“Design has to work. Art does not.” – Donald Judd
Judd’s famous design quote was brought up in critique which made me feel all sorts of ways. Today’s critique and final presentations made me feel similarly exhausted. Seeing all the amazing work that was made is one thing, but questioning the boundary between art and design and if it needs to be defined. I don’t think Judd’s quote is all encompassing or always true. Obviously things like this are open for interpretation.
Today I presented the final collaborative installation and we had final critique in section. Our guest critic was Emily Rye from the Design Agency; my Type I teacher last fall and where I had interned over the summer last year. It was great to have her see my work now and, with her knowing my background before, she was able to give in-depth feedback. The installation was fun; or it seems like they had fun making it.
Critique was very constructive. The hard-work was recognized, the integration of Japanese and English in the zine was commended and pleasing, but there was a lot of criticism, confusion and contention over different elements of the project. I had too many concepts going on and the use of Japanese was confusing. I don’t think I did the best job explaining everything, I didn’t really know how to introduce this project to be honest. It has been a crazy ride with a ton of learning and iterative making; I definitely struggled pulling it all together into a final conclusive form or statement in the end.
Progress over the weekend. This weekend felt really relaxing and productive. I woke up Saturday morning, dawned with the idea for the final zine. I cranked it out and assembled 25 copies (10 full color and 15 bw), using up the remaining grey and pink I had left. Incredible I bought the pack of grey vellum from paperworks thinking 500 was way too much; glad I used it all (but also extremely depressing how I spent ~$50 on printing alone with that).
Wednesday I presented the completed in-side-out installation series I made in the graphic design studios and all my previous work to Paul in an individual critique and later received feedback from Micah (who teaches Bigger than Yourself).
Three installations were installed on the 6th, 7th, and 8th floors. Each installation was released with a typographic zine highlighting the perspectives of a sophomore, junior and senior (respectively) in graphic design on the RISD GD community. in side out or out side in.
Sunday 五月一日 Sophomores (6th Floor)Monday 五月二日 Juniors (7th Floor)Tuesday 五月三日 Seniors (8th Floor)
I did a series of quick installations on mannerisms–starting with hello on the 6th floor of DC, thank you on the 8th floor, and please in the typeshop. Going off of Sarah’s critique on Monday to integrate the system more concretely in the design of my deliverables, I started off with hello and thank you with the intention of including them in the survey I would hand out to people in the RISD community. I did please in the type shop just going off of loop making-reflecting-thinking-making process.
“This was you? I thought a sophomore did this..for I don’t know. A DS project.”
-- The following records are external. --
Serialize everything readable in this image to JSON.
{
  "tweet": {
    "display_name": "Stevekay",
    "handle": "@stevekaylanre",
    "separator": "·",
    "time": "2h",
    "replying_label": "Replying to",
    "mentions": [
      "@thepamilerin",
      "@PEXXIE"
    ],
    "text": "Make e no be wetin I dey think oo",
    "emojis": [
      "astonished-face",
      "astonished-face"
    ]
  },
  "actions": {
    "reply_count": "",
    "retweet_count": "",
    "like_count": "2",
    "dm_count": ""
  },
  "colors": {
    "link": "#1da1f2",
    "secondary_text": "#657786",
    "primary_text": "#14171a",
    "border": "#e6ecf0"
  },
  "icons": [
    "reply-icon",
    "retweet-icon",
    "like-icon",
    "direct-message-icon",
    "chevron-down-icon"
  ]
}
With my DSLR (rented) in hand, I managed to document the final phase of the string installation (which amazingly remained unharmed and tension in-tact) before taking it down this morning.
We did a reading discussion on relational design in section and then made a collaborative typeface. Which was fun. The discussion was interesting; it relates a lot to the work I am doing for this project right now, and is very pertinent because Luna Mauer (Studio Moniker, Conditional Design Workbook) is coming this Thursday to give a talk. I like the message behind the article we read, and I agree with some of the points it made. But I find it interesting and at times frustrating the jargon we use in design and academia. Relational design does it really need to be a term? Harking off of Olivia’s comment in class, and my own attempt at accessible language through my installations this week.